[foreign-jextract] RFR: MemorySegmentPool + Allocator [v7]
Maurizio Cimadamore
mcimadamore at openjdk.java.net
Thu Apr 22 00:27:30 UTC 2021
On Wed, 21 Apr 2021 23:54:24 GMT, Maurizio Cimadamore <mcimadamore at openjdk.org> wrote:
>> Radoslaw Smogura has updated the pull request incrementally with two additional commits since the last revision:
>>
>> - Better releasing resources on scopes close
>> New benchamarks for bulk allocations
>> - Minor fixes to SpinLockQueue
>> Remove redundant LOCK release (set to 0) in put entry.
>> Fixed maxSize comparison
>> Removed unused imports
>>
>> Q: Could we reduce setRelease to just set in few places?
>> Q: Should this method be private and moved to Entry.close to prevent accidental adding element from other queue?
>
> test/micro/org/openjdk/bench/jdk/incubator/foreign/AllocatorsForLongRun.java line 149:
>
>> 147: private void readSegment(MemorySegment s) {
>> 148: final var size = s.byteSize();
>> 149: for (long l = 0; l < size; l += 256) {
>
> this is a loop on `long` - as thing stands - this is gonna defeat all optimizations.

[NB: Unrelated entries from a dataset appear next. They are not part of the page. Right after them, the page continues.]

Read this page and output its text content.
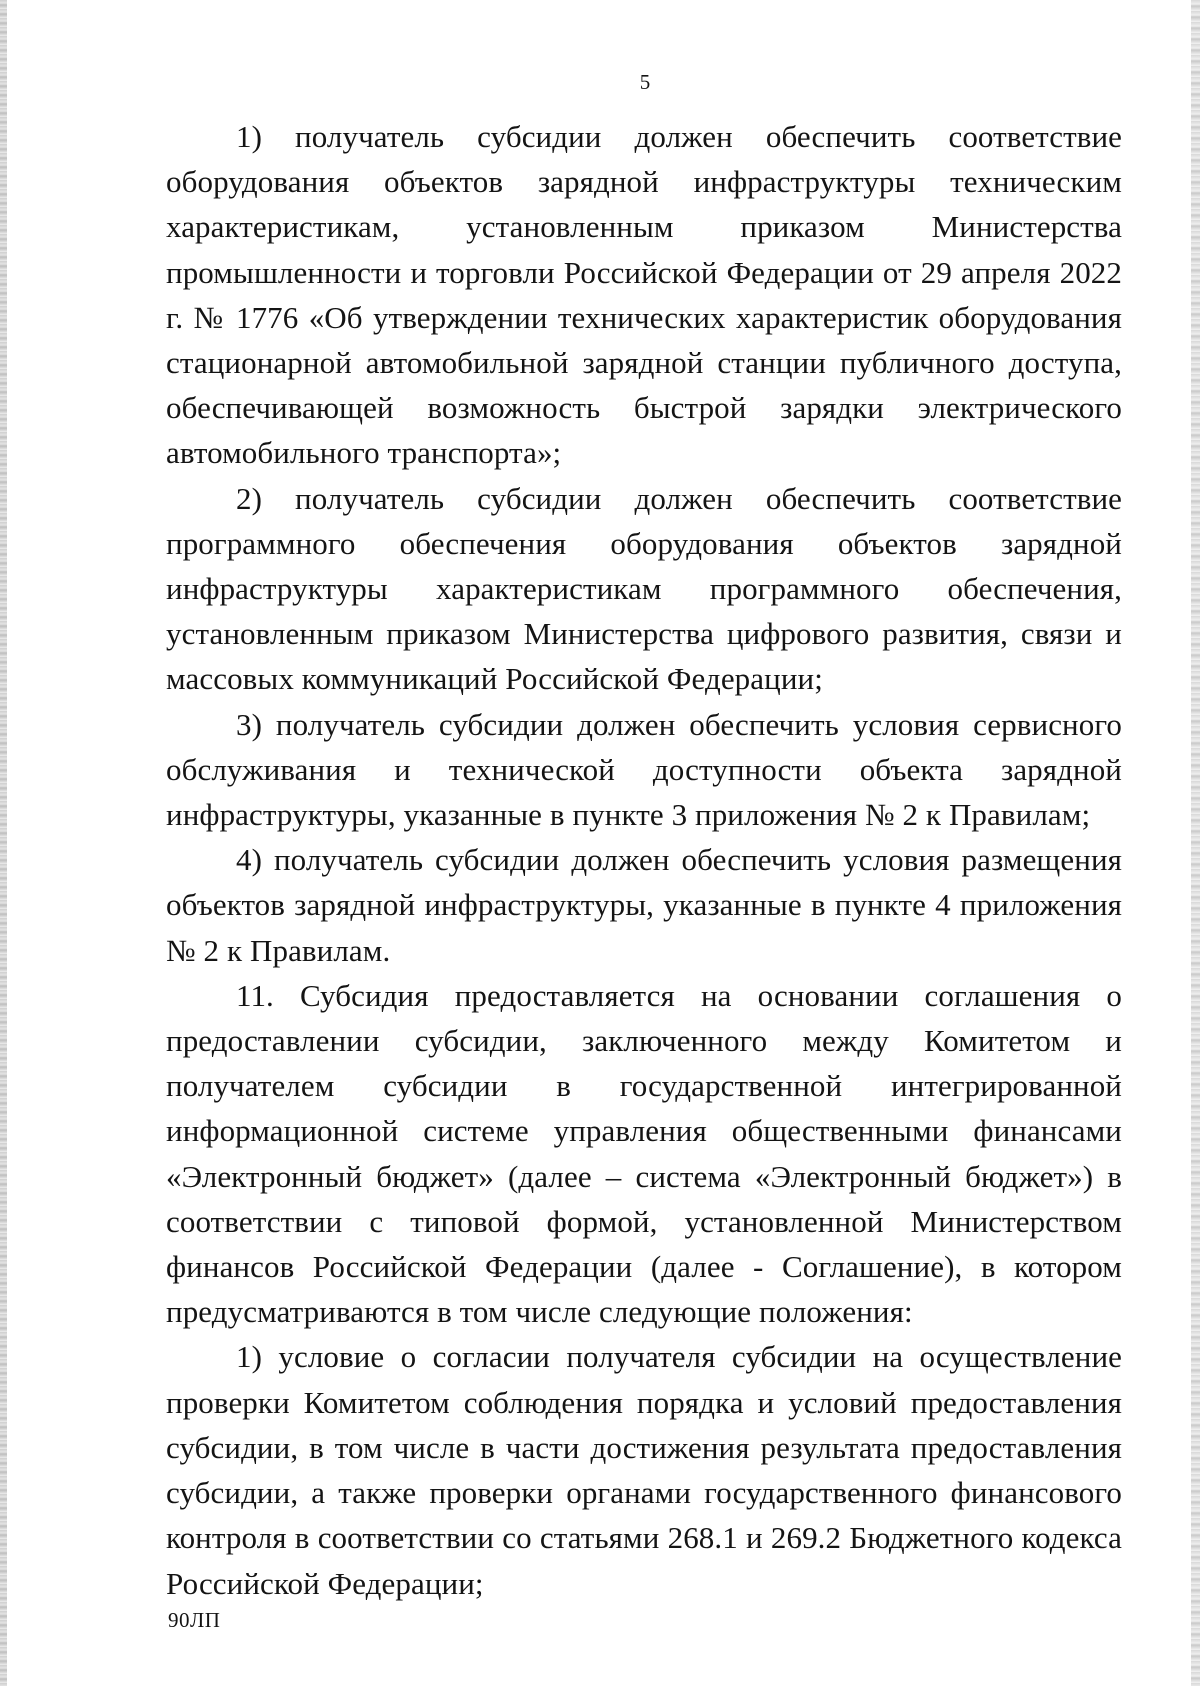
5

1) получатель субсидии должен обеспечить соответствие оборудования объектов зарядной инфраструктуры техническим характеристикам, установленным приказом Министерства промышленности и торговли Российской Федерации от 29 апреля 2022 г. № 1776 «Об утверждении технических характеристик оборудования стационарной автомобильной зарядной станции публичного доступа, обеспечивающей возможность быстрой зарядки электрического автомобильного транспорта»;

2) получатель субсидии должен обеспечить соответствие программного обеспечения оборудования объектов зарядной инфраструктуры характеристикам программного обеспечения, установленным приказом Министерства цифрового развития, связи и массовых коммуникаций Российской Федерации;

3) получатель субсидии должен обеспечить условия сервисного обслуживания и технической доступности объекта зарядной инфраструктуры, указанные в пункте 3 приложения № 2 к Правилам;

4) получатель субсидии должен обеспечить условия размещения объектов зарядной инфраструктуры, указанные в пункте 4 приложения № 2 к Правилам.

11. Субсидия предоставляется на основании соглашения о предоставлении субсидии, заключенного между Комитетом и получателем субсидии в государственной интегрированной информационной системе управления общественными финансами «Электронный бюджет» (далее – система «Электронный бюджет») в соответствии с типовой формой, установленной Министерством финансов Российской Федерации (далее - Соглашение), в котором предусматриваются в том числе следующие положения:

1) условие о согласии получателя субсидии на осуществление проверки Комитетом соблюдения порядка и условий предоставления субсидии, в том числе в части достижения результата предоставления субсидии, а также проверки органами государственного финансового контроля в соответствии со статьями 268.1 и 269.2 Бюджетного кодекса Российской Федерации;

90ЛП
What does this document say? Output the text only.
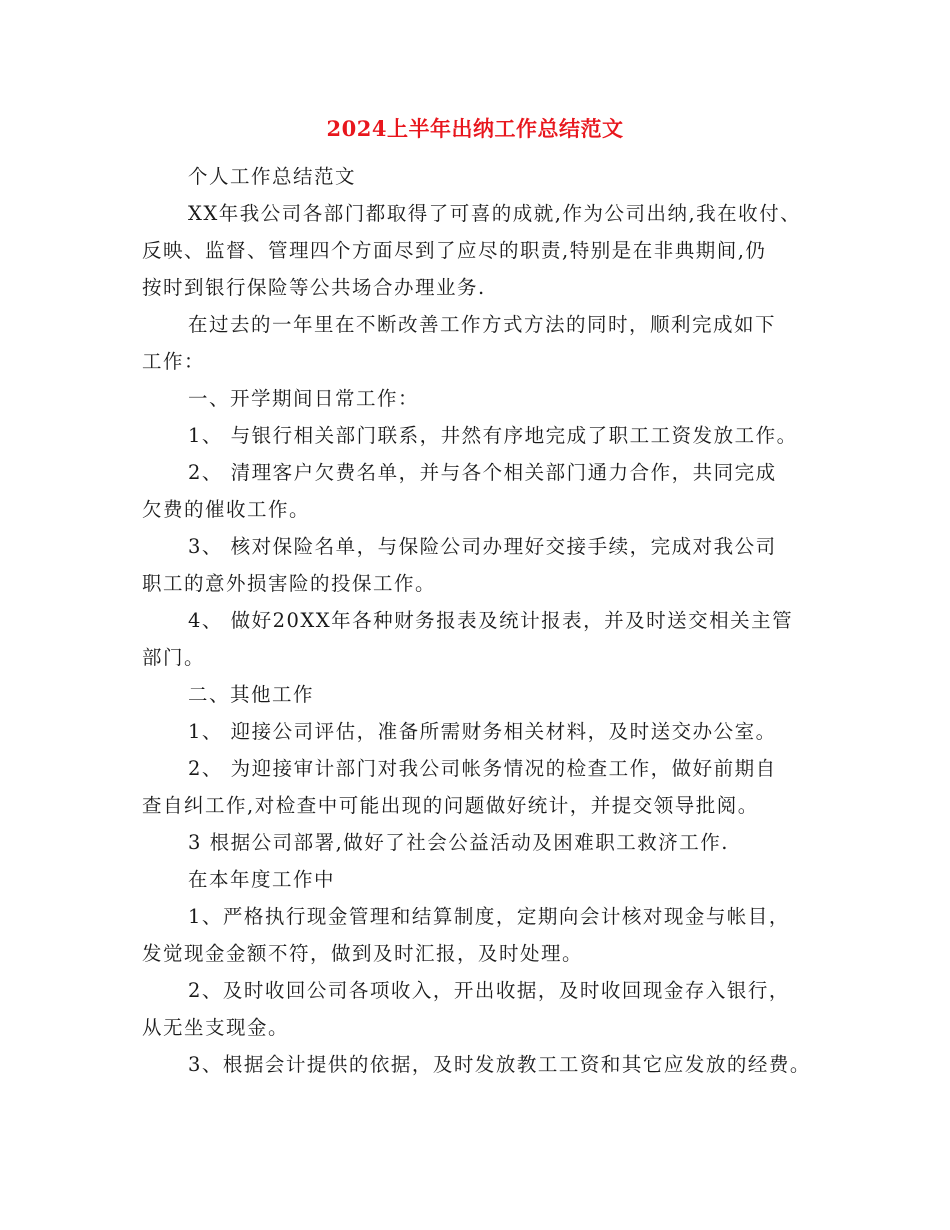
2024上半年出纳工作总结范文
个人工作总结范文
XX年我公司各部门都取得了可喜的成就,作为公司出纳,我在收付、
反映、监督、管理四个方面尽到了应尽的职责,特别是在非典期间,仍
按时到银行保险等公共场合办理业务.
在过去的一年里在不断改善工作方式方法的同时，顺利完成如下
工作：
一、开学期间日常工作：
1、 与银行相关部门联系，井然有序地完成了职工工资发放工作。
2、 清理客户欠费名单，并与各个相关部门通力合作，共同完成
欠费的催收工作。
3、 核对保险名单，与保险公司办理好交接手续，完成对我公司
职工的意外损害险的投保工作。
4、 做好20XX年各种财务报表及统计报表，并及时送交相关主管
部门。
二、其他工作
1、 迎接公司评估，准备所需财务相关材料，及时送交办公室。
2、 为迎接审计部门对我公司帐务情况的检查工作，做好前期自
查自纠工作,对检查中可能出现的问题做好统计，并提交领导批阅。
3 根据公司部署,做好了社会公益活动及困难职工救济工作.
在本年度工作中
1、严格执行现金管理和结算制度，定期向会计核对现金与帐目，
发觉现金金额不符，做到及时汇报，及时处理。
2、及时收回公司各项收入，开出收据，及时收回现金存入银行，
从无坐支现金。
3、根据会计提供的依据，及时发放教工工资和其它应发放的经费。
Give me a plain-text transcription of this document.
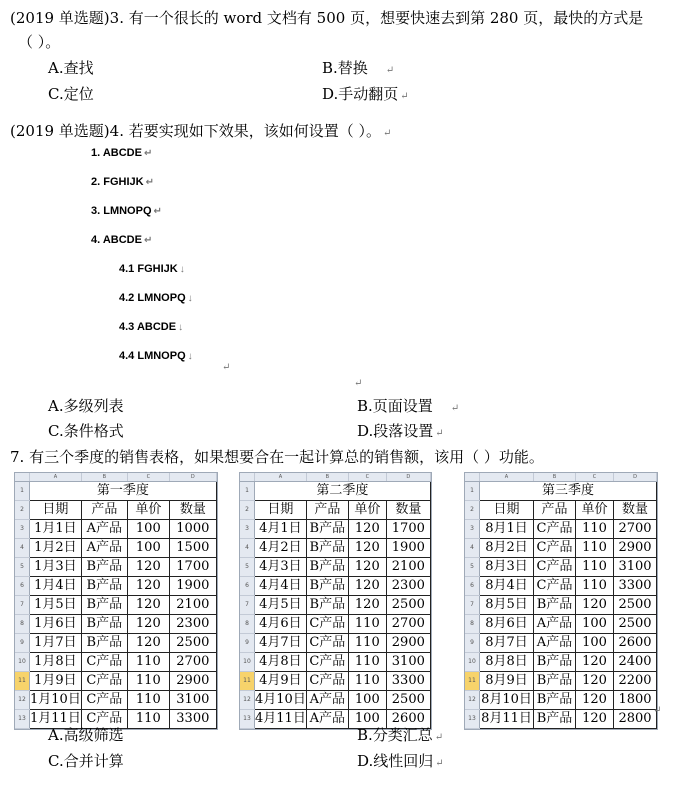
(2019 单选题)3. 有一个很长的 word 文档有 500 页，想要快速去到第 280 页，最快的方式是
（ ）。
A.查找	B.替换 ↵
C.定位	D.手动翻页 ↵
(2019 单选题)4. 若要实现如下效果，该如何设置（ ）。 ↵
1. ABCDE ↵
2. FGHIJK ↵
3. LMNOPQ ↵
4. ABCDE ↵
4.1 FGHIJK ↓
4.2 LMNOPQ ↓
4.3 ABCDE ↓
4.4 LMNOPQ ↓
↵
↵
A.多级列表	B.页面设置 ↵
C.条件格式	D.段落设置 ↵
7. 有三个季度的销售表格，如果想要合在一起计算总的销售额，该用（ ）功能。
	A	B	C	D
1	第一季度			
2	日期	产品	单价	数量
3	1月1日	A产品	100	1000
4	1月2日	A产品	100	1500
5	1月3日	B产品	120	1700
6	1月4日	B产品	120	1900
7	1月5日	B产品	120	2100
8	1月6日	B产品	120	2300
9	1月7日	B产品	120	2500
10	1月8日	C产品	110	2700
11	1月9日	C产品	110	2900
12	1月10日	C产品	110	3100
13	1月11日	C产品	110	3300
	A	B	C	D
1	第二季度			
2	日期	产品	单价	数量
3	4月1日	B产品	120	1700
4	4月2日	B产品	120	1900
5	4月3日	B产品	120	2100
6	4月4日	B产品	120	2300
7	4月5日	B产品	120	2500
8	4月6日	C产品	110	2700
9	4月7日	C产品	110	2900
10	4月8日	C产品	110	3100
11	4月9日	C产品	110	3300
12	4月10日	A产品	100	2500
13	4月11日	A产品	100	2600
	A	B	C	D
1	第三季度			
2	日期	产品	单价	数量
3	8月1日	C产品	110	2700
4	8月2日	C产品	110	2900
5	8月3日	C产品	110	3100
6	8月4日	C产品	110	3300
7	8月5日	B产品	120	2500
8	8月6日	A产品	100	2500
9	8月7日	A产品	100	2600
10	8月8日	B产品	120	2400
11	8月9日	B产品	120	2200
12	8月10日	B产品	120	1800
13	8月11日	B产品	120	2800
↵
A.高级筛选	B.分类汇总 ↵
C.合并计算	D.线性回归 ↵
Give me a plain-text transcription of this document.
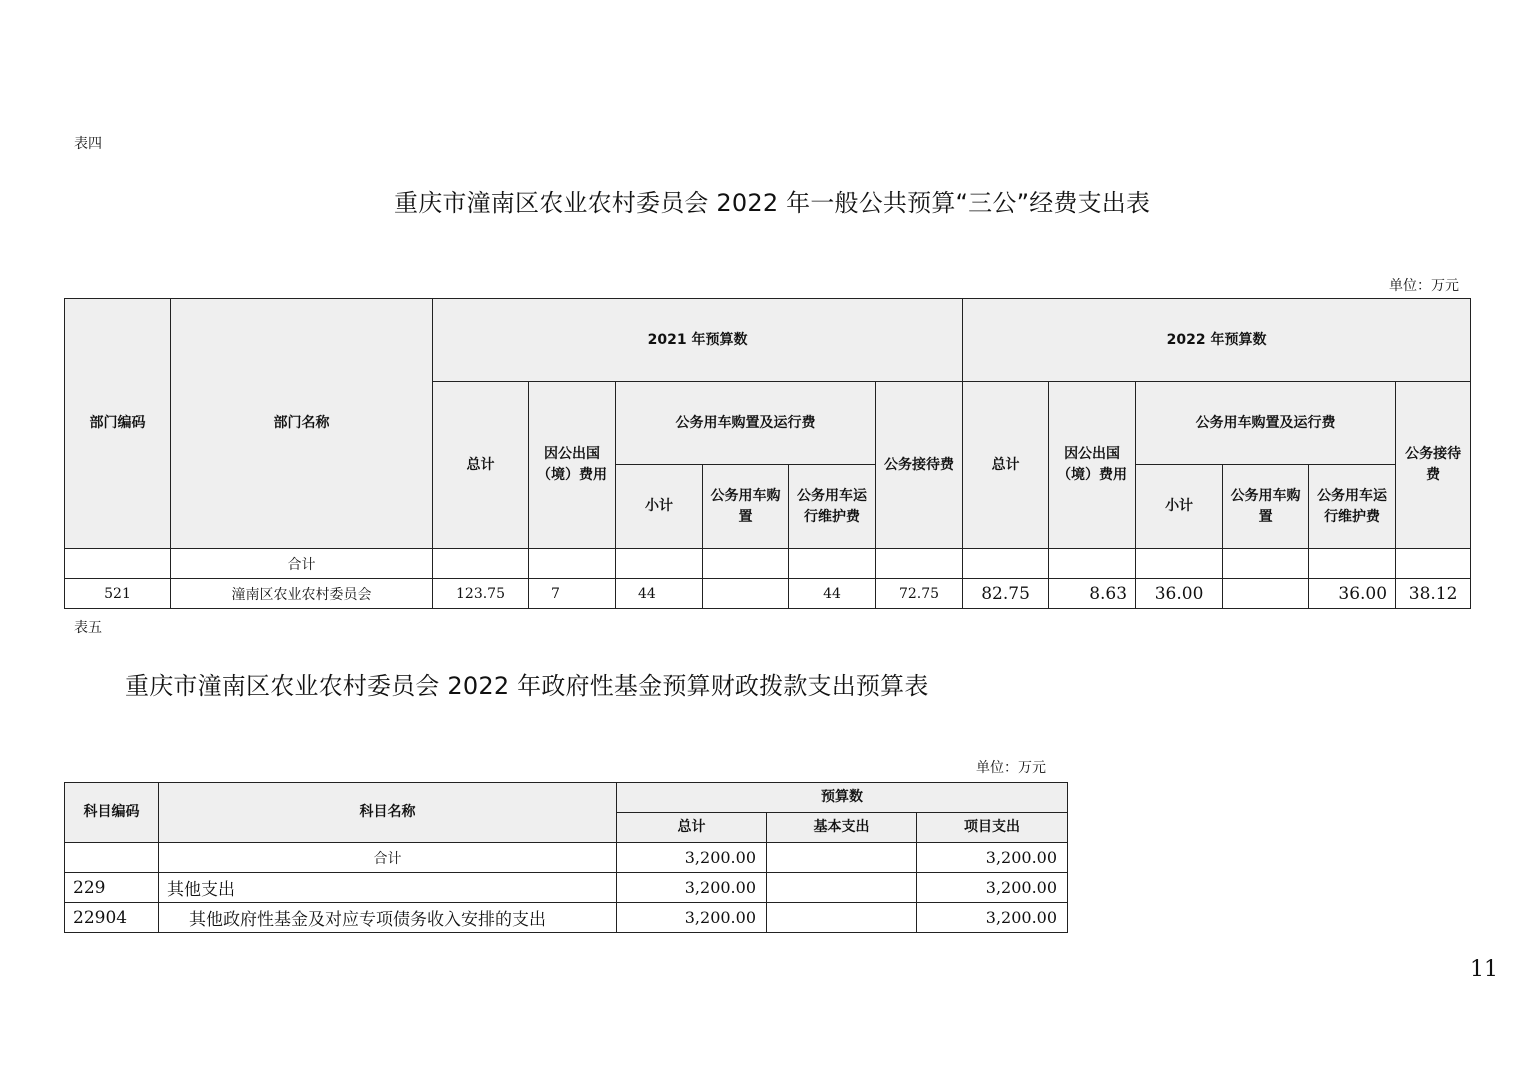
表四
重庆市潼南区农业农村委员会 2022 年一般公共预算“三公”经费支出表
单位：万元
部门编码	部门名称	2021 年预算数						2022 年预算数					
		总计	因公出国（境）费用	公务用车购置及运行费			公务接待费	总计	因公出国（境）费用	公务用车购置及运行费			公务接待费
				小计	公务用车购置	公务用车运行维护费				小计	公务用车购置	公务用车运行维护费	
	合计												
521	潼南区农业农村委员会	123.75	7	44		44	72.75	82.75	8.63	36.00		36.00	38.12
表五
重庆市潼南区农业农村委员会 2022 年政府性基金预算财政拨款支出预算表
单位：万元
科目编码	科目名称	预算数		
		总计	基本支出	项目支出
	合计	3,200.00		3,200.00
229	其他支出	3,200.00		3,200.00
22904	其他政府性基金及对应专项债务收入安排的支出	3,200.00		3,200.00
11
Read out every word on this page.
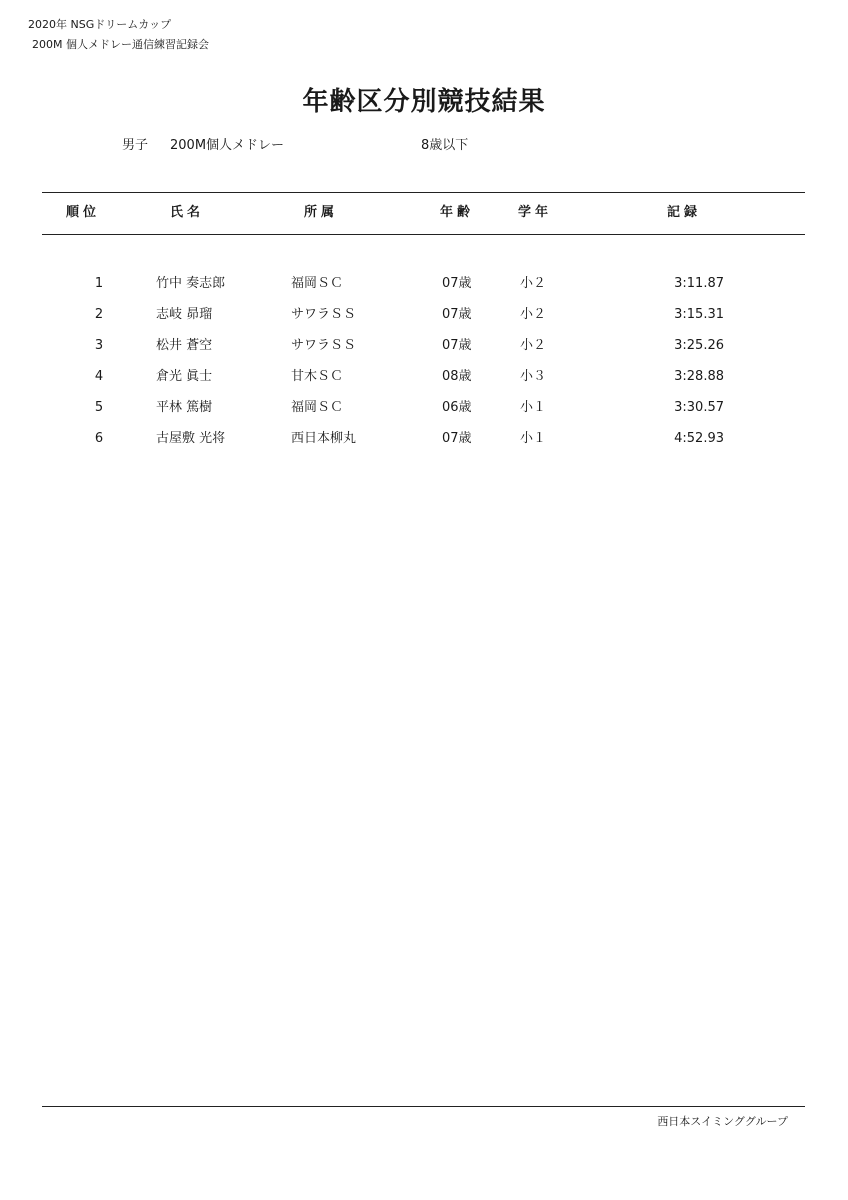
2020年 NSGドリームカップ
200M 個人メドレー通信練習記録会
年齢区分別競技結果
男子 200M個人メドレー	8歳以下
順位	氏名	所属	年齢	学年	記録
1	竹中 奏志郎	福岡ＳＣ	07歳	小２	3:11.87
2	志岐 昴瑠	サワラＳＳ	07歳	小２	3:15.31
3	松井 蒼空	サワラＳＳ	07歳	小２	3:25.26
4	倉光 眞士	甘木ＳＣ	08歳	小３	3:28.88
5	平林 篤樹	福岡ＳＣ	06歳	小１	3:30.57
6	古屋敷 光将	西日本柳丸	07歳	小１	4:52.93
西日本スイミンググループ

For the time being - replace with an `int` loop (and then cast coordinate back to `long`). Or just use `MemoryAccess.setByteAtIndex`.
Tweaked the loop and numbers didn't change much from yours:
Benchmark (allocations) Mode Cnt Score Error Units
AllocatorsForLongRun.arena 1 avgt 30 185.742 ? 4.349 ns/op
AllocatorsForLongRun.arena 16 avgt 30 616.261 ? 14.974 ns/op
AllocatorsForLongRun.arena 200 avgt 30 6574.496 ? 55.602 ns/op
AllocatorsForLongRun.malloc_free 1 avgt 30 25.888 ? 0.272 ns/op
AllocatorsForLongRun.malloc_free 16 avgt 30 602.258 ? 11.776 ns/op
AllocatorsForLongRun.malloc_free 200 avgt 30 10126.972 ? 151.182 ns/op
AllocatorsForLongRun.pool_allocator 1 avgt 30 35.907 ? 0.474 ns/op
AllocatorsForLongRun.pool_allocator 16 avgt 30 378.874 ? 8.533 ns/op
AllocatorsForLongRun.pool_allocator 200 avgt 30 4489.656 ? 40.615 ns/op
AllocatorsForLongRun.pool_allocator_exhausted 1 avgt 30 65.074 ? 3.399 ns/op
AllocatorsForLongRun.pool_allocator_exhausted 16 avgt 30 994.809 ? 22.971 ns/op
AllocatorsForLongRun.pool_allocator_exhausted 200 avgt 30 16247.051 ? 223.768 ns/op
AllocatorsForLongRun.pool_direct 1 avgt 30 15.827 ? 0.398 ns/op
AllocatorsForLongRun.pool_direct 16 avgt 30 269.499 ? 3.384 ns/op
AllocatorsForLongRun.pool_direct 200 avgt 30 3491.204 ? 35.959 ns/op
Seems like 16 allocations is the break even for arena - after which (on 200) arena is better than malloc (I can only imagine that advantage of arena will keep growing with number of allocations). Malloc/free is still surprisingly good, all things considered, especially hard to beat on single shot allocations.
The problem I see with the pool strategy is that it's faster than malloc - but not in a radical way (there's no 10x here). And you have to consider best case, and worst case (the best case is better than malloc, the worst case, exhausted, is worse). So it looks like something that can be a great thing, if that's what a program needs, and provided it's used as intended - but it doesn't seem (yet?) to deliver that kind of horizontal, across the board, scaling that would justify its inclusion in the API (although it's great to see that such an allocator can be written on top of the API).
What I like about the pool though, is the approach you had for the API - I think that when we will look at allocators again (as I said, we did have some other allocators we were looking at, not too different from what you are trying to do here), I think the API that will be offered will probably be very similar to what you have in here - as I think it's spot on, and plays to the advantages of the new memory API.